The National Film Registry announced their newest additions to the list of “culturally, historically or aesthetically” significant films on Dec. 28, 2011. The movies range from family friendly animated fare to Independent classics to low budget action flicks.
The National Film Registry honors Walt Disney’s personal favorite animated film, Bambi, this year. One of the most heartbreaking of Disney’s animated classics (see Bambi’s mother dying) to its most endearing, Bambi remains one of the most popular movies in Disney history.
The Big Heat (1953)
The National Film Registry honors this Film Noir classic, starring Glenn Ford and Lee Marvin, about a tough cop (Ford) who takes on a local crime syndicate, exposing tensions within his own corrupt police department. The movie was directed by the classic German Expressionist filmmaker, Fritz Lang.
El Mariachi (1992)
Robert Rodriguez made his film debut in this action thriller about a mariachi player who ends up in a small town with a guitar case full of weapons. He then has to figure out how his guitar case gets switched out with the weapons case. Rodriguez went on to become one of the most independently successful directors outside the Hollywood system.

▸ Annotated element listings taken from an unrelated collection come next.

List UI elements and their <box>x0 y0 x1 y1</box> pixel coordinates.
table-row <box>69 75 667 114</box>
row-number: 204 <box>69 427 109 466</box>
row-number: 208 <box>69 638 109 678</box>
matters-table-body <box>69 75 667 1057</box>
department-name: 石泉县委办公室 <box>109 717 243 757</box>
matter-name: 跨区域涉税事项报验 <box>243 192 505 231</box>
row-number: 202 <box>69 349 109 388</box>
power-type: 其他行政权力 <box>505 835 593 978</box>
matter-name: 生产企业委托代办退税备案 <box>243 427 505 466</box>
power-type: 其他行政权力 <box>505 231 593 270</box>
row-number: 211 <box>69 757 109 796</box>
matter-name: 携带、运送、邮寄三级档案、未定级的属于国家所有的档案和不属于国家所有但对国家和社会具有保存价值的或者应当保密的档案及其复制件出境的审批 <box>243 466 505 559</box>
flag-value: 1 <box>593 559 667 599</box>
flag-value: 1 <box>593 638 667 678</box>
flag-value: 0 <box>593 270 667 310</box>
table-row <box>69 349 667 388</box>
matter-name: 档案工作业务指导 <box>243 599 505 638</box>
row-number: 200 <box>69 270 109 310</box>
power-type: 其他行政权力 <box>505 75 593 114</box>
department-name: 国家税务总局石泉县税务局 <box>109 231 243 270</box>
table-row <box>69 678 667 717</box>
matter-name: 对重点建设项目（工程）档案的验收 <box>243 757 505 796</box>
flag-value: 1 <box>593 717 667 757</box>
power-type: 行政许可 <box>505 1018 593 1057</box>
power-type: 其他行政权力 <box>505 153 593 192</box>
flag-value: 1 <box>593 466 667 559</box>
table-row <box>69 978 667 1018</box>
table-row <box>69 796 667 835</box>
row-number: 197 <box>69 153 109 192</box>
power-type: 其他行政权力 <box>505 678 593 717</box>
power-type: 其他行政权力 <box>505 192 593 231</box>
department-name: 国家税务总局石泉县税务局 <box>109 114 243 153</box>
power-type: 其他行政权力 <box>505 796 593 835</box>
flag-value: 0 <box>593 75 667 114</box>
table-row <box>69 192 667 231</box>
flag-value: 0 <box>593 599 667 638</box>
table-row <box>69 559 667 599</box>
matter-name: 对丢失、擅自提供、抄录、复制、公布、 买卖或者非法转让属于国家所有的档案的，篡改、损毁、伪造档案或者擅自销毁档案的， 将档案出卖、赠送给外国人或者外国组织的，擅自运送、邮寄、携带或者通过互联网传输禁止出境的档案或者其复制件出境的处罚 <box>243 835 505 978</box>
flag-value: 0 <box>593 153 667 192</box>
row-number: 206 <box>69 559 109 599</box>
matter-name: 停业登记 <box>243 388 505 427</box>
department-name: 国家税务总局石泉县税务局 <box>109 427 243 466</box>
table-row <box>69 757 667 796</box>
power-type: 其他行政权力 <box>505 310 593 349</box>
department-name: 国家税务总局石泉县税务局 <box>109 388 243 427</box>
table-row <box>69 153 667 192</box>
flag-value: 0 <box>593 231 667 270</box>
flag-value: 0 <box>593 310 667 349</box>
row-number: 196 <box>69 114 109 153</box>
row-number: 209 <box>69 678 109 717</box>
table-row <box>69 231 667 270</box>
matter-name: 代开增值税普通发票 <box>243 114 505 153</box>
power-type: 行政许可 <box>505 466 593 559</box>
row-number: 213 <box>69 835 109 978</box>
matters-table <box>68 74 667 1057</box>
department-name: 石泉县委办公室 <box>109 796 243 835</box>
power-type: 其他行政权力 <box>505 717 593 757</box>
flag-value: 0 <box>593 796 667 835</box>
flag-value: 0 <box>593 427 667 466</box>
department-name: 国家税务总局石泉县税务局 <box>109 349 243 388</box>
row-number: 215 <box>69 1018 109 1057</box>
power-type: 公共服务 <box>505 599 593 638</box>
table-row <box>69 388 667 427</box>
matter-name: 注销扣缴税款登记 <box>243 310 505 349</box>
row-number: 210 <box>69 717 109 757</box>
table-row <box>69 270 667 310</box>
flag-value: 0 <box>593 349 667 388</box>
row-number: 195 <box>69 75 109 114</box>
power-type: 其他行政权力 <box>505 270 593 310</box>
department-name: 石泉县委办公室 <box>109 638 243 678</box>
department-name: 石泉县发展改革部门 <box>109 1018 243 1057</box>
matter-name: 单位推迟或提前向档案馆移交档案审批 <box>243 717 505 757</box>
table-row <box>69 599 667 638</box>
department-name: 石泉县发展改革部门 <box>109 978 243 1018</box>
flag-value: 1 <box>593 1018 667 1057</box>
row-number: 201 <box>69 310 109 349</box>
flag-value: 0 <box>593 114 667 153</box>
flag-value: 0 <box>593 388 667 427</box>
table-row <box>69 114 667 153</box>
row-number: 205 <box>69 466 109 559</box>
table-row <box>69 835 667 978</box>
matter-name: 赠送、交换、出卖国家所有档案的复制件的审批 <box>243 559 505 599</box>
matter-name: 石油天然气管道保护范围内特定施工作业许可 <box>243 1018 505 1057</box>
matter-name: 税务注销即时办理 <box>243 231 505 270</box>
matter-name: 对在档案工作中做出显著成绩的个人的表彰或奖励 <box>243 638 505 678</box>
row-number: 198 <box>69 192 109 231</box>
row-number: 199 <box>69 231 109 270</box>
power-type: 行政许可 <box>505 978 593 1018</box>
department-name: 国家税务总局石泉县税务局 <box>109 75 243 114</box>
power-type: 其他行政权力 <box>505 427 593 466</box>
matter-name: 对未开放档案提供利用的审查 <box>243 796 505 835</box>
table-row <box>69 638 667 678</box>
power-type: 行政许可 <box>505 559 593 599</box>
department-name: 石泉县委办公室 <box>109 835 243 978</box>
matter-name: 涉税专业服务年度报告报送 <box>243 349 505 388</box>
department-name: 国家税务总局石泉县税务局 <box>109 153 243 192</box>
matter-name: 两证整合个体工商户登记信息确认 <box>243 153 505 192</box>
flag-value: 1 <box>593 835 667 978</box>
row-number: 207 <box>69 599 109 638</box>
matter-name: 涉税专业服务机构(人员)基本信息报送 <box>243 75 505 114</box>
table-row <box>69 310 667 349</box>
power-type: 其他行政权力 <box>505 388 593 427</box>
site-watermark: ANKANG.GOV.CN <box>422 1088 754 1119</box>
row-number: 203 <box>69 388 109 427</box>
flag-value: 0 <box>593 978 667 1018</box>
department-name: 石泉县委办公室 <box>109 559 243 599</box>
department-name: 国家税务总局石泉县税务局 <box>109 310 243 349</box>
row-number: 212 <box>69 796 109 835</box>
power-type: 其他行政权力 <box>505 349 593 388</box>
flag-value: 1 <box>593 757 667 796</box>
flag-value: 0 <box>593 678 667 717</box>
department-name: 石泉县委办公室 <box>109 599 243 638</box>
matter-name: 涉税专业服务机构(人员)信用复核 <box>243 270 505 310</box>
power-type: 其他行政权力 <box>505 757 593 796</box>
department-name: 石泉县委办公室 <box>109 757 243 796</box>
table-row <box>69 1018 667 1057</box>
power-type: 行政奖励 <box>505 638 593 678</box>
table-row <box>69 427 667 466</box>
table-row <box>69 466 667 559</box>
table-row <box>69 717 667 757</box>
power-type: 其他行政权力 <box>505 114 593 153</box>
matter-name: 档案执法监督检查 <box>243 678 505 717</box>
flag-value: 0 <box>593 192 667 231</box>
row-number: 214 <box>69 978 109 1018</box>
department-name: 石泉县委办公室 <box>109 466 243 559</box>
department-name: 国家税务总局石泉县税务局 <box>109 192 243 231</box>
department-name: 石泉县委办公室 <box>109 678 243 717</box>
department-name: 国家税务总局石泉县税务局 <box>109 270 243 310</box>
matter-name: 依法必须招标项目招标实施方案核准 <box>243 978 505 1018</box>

This John Cassavetes film depicts a married couple, safe in their suburban home, narrow in their thinking who experience a breakup that releases them from the conformity of their existence and forces them into a different context, when all barriers are down.
Forrest Gump (1994)
Forrest Gump is one of the most beloved, while also one of the most despised Oscar winning movies of all time. The movie itself is a remarkable achievement in editing and filmmaking by Rovert Zemeckis. Forrest is a mentally challenged everyman who sets out to discover the world. It earned lots of enemies when it beat out movies like Pulp Fiction and Shawshank Redemption for the Best Oscar honor.
The Kid (1921)
In a shocker, Charlie Chaplin’s The Kid is just now getting honored by the National Film Registry. A movie that should have entered the archives years ago, The Kid is Chaplin’s first full-length feature, a silent classic about a foundling (Jackie Coogan) taken in by The Little Tramp.
The Lost Weekend (1945)
In one of the best movies ever made about the dangers of alcoholism, The Lost Weekend was directed by Billy Wilder. Wilder took a straight forward, uncompromising look at alcoholism, following an aspiring New York writer willing to do almost anything for a drink. It won the Academy Awards for best picture, direction, screenplay and actor.
The Silence of the Lambs (1991)
This Oscar winning horror thriller stars Jodie Foster and Anthony Hopkins in the story of an FBI agent who is on the trail of a murderer. In order to get into the mind of the killer, she has to do in-depth interviews with imprisoned cannibalistic serial killer Hannibal Lecter.
Stand and Deliver (1988)
Based on a true story, Stand and Deliver stars Edward James Olmos in an Oscar-nominated performance as crusading educator Jaime Escalante. It was one of the first movies with a teacher influencing their students through alternative measures.
The War of the Worlds (1953)
This is the sci-fi movie released during the height of the Cold War, an adaptation of H.G. Wells’ 1898 novel of an alien invasion transplanted from Victorian England to a mid-20th century Southern California small town in this film version.
Other films recognized include Allures (1961), A Computer Animated Hand (1972), Crisis: Behind a Presidential Commitment (1963), The Cry of the Children (1912), A Cure for Pokeritis (1912), Fake Fruit Factory (1986), Growing Up Female (1971), Hester Street (1975), I, An Actress (1977), The Iron Horse (1924), The Negro Soldier (1944), Nicholas Brothers Family Home Movies (1930s-40s), Norma Rae (1979), Porgy and Bess (1959) and Twentieth Century (1934).